Escribir con un lápiz de grafito genera el material  más fuerte y con mejor conductividad del planeta
Modelo de la estructura del grafeno
Modelo de la estructura del grafeno (Flickr/ CORE Nanomaterials)

El grafeno es un cristal que se desprende del grafito. Es un material de  dos dimensiones con un grosor que equivale a un átomo, lo que lo hace el objeto más pequeño obtenido por la ciencia en la historia. Además de su tamaño, el grafeno tiene propiedades increíbles que podrían iniciar una nueva revolución tecnológica en múltiples campos, desatando finalmente el desarrollo de aplicaciones practicas para la nanotecnología.

Enumerando algunas de sus propiedades hay que recalcar que el grafeno es doscientas veces más resistente que el acero, conduce la electricidad cien veces mejor que el silicio- el material usado en los semiconductores de hoy- que es transparente, flexible y resistente al calor. 

Sus propiedades son tales que los científicos están obsesionados con las posibles aplicaciones, pero dado que el grafeno se aisló por primera vez en 2004 en la Universidad de Manchester, los experimentos para usarlo apenas están generando resultados.

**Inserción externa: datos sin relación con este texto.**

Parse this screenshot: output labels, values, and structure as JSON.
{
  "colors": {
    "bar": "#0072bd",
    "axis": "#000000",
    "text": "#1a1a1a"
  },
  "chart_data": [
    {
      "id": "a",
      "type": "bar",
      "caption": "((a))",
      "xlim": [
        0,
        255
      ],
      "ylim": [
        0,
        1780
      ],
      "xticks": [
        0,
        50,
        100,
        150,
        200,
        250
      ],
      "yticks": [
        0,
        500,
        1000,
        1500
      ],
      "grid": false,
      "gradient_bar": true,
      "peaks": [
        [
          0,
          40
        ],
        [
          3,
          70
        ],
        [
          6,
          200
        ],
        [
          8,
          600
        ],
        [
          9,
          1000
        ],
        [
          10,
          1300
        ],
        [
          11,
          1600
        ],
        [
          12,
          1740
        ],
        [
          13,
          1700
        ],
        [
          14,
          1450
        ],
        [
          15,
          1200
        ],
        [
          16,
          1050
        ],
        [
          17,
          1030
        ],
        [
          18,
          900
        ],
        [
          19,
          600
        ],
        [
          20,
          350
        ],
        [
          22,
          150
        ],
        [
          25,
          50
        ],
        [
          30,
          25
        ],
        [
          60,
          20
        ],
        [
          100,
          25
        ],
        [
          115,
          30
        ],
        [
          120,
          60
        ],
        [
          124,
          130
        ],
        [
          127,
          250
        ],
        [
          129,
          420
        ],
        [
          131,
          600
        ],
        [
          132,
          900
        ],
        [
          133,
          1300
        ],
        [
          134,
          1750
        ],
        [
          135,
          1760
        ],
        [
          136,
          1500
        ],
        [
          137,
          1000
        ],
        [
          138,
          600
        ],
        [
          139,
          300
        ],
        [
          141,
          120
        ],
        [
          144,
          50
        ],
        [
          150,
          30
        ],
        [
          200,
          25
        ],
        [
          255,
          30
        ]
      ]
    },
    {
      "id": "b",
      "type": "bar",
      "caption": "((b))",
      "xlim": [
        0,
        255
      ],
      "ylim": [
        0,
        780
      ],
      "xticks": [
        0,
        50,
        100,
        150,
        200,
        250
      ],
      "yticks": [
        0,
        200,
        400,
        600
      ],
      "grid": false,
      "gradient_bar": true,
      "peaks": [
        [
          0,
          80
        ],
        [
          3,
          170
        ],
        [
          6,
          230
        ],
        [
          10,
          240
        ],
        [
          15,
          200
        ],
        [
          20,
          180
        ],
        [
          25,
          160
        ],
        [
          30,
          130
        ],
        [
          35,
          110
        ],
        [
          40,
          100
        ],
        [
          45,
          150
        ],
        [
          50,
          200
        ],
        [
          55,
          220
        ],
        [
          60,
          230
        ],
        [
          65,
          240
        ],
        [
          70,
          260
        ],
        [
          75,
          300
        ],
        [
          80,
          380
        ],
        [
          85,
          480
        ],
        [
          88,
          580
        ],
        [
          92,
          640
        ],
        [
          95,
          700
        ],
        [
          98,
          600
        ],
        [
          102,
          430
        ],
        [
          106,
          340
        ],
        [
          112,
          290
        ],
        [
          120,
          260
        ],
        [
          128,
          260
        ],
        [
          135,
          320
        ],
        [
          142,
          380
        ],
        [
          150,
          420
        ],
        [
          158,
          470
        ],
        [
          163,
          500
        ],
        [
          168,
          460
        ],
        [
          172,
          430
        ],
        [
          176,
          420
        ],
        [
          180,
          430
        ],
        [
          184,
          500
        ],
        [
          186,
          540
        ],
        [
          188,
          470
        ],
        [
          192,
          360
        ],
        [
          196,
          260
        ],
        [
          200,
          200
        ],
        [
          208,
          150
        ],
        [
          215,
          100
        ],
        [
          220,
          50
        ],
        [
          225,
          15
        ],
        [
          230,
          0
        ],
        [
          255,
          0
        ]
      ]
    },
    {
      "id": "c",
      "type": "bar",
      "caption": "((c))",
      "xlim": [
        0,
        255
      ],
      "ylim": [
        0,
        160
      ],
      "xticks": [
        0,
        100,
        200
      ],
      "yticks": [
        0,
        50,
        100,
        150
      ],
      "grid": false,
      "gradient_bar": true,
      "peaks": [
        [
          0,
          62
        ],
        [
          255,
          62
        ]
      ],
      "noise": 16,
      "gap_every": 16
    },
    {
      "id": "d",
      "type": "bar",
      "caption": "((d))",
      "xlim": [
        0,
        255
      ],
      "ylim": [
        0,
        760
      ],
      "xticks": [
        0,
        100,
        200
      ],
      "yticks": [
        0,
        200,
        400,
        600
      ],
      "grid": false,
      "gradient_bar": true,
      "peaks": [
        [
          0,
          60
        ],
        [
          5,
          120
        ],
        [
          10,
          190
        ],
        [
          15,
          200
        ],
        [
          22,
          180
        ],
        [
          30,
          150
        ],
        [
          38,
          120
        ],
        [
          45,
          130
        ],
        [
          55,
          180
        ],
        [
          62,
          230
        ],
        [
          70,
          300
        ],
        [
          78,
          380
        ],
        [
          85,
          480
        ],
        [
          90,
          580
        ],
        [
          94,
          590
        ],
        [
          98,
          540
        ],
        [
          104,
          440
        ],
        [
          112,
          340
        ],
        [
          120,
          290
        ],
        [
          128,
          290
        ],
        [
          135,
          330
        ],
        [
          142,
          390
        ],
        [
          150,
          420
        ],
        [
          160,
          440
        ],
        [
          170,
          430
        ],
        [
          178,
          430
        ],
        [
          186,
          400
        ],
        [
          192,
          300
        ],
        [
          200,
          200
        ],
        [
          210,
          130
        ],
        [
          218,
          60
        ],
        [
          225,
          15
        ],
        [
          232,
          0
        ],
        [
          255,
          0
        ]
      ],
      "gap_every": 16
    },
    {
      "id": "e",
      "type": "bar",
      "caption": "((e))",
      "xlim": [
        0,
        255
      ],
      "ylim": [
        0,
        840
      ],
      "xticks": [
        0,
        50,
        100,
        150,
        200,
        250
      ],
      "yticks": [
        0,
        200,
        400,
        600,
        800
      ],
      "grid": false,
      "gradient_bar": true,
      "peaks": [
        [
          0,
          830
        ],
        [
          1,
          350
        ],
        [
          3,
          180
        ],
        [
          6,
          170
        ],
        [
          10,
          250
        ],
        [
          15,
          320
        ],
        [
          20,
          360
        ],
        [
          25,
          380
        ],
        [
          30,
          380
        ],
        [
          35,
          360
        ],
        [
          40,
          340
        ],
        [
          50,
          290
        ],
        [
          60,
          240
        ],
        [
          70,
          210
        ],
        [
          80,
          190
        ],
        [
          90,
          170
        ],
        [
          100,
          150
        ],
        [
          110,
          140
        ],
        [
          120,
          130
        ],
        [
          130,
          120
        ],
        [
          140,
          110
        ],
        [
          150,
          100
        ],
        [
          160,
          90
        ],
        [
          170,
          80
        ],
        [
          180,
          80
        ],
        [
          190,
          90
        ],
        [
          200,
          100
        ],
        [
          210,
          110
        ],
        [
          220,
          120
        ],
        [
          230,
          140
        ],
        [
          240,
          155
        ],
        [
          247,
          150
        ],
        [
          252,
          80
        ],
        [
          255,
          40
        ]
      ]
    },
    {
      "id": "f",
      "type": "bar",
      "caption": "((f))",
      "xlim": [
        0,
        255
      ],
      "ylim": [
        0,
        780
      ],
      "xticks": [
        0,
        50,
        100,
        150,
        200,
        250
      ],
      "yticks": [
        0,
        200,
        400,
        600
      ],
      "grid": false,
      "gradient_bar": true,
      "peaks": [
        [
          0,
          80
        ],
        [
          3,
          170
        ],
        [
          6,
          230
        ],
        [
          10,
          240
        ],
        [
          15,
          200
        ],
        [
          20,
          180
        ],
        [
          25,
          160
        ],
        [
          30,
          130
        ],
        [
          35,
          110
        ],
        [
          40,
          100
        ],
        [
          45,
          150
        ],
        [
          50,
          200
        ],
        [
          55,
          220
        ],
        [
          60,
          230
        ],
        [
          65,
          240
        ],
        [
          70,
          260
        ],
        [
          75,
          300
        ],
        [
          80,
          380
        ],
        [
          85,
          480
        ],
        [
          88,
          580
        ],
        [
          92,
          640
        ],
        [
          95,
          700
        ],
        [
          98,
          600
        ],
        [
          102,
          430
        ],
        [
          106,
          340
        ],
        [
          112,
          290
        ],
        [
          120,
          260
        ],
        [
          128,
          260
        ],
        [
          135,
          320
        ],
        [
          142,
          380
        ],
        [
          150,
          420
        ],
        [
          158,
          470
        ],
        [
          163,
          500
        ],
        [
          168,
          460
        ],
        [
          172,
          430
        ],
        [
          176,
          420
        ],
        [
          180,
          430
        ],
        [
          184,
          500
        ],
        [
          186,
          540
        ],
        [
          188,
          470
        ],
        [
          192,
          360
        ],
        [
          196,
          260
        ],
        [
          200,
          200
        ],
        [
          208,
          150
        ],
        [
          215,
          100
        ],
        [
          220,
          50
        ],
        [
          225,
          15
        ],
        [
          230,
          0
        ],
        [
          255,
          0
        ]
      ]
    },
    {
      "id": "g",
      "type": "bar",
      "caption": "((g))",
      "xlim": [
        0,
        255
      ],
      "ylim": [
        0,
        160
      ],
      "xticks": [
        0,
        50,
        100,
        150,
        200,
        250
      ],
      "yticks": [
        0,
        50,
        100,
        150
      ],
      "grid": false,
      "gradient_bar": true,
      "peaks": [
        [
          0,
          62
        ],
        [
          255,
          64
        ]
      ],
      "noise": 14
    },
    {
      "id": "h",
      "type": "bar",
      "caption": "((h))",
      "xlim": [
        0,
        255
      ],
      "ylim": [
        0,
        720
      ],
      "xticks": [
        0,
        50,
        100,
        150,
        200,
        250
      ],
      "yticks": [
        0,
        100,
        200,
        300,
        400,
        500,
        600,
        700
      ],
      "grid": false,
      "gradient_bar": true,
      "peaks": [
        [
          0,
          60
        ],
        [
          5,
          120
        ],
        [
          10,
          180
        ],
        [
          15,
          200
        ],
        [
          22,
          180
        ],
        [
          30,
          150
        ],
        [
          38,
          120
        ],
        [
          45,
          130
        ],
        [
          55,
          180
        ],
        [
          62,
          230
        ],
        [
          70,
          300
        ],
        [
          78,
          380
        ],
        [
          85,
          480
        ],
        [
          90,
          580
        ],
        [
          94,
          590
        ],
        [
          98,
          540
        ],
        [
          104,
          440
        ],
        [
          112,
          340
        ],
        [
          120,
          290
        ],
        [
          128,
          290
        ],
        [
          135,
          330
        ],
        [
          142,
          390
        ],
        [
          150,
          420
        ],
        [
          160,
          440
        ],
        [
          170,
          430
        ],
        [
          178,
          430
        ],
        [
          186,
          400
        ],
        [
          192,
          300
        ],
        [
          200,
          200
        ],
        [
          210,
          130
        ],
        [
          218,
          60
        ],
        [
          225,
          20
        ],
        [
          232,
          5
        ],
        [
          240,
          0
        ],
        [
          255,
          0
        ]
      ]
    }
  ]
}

Entre las primeras aplicaciones prácticas está la producción de antenas de radio que se pueden imprimir sobre distintas superficies, mezclando grafeno y tinta. La posibilidad de crear antenas tan delgadas como una hoja de papel podría conectar a un sin fin de objetos como ropa, tarjetas, muebles y una variedad infinita de nuevos dispositivos para impulsar aun más la tendencia del Internet de las cosas.

Pero ese es sólo el principio.

Las posibilidades del grafeno se extienden al campo de la medicina, aplicado a nuevos medicamentos que puedan apuntarse a células especificas. En el campo de la energía, se puede usar para crear baterías que carguen en cinco minutos o paneles solares mucho más eficientes. En el de telecomunicaciones, se puede usar para mejorar la velocidad del Internet y crear procesadores más rápidos.

El grafeno puede ser la nueva materia prima de una nueva revolución industrial con aplicaciones tan variadas como filtros para purificar agua o fabricar condones mezclando grafeno y látex. ¡Sí, condones! La fundación de Bill Gates donó cien mil dólares al Instituto Nacional de Grafeno, precisamente para el desarrollo de un condón que sea mucho más resistente y tan delgado que sea casi imperceptible.

Ya sólo nos queda esperar que todas las promesas de este material se cumplan lo más pronto posible.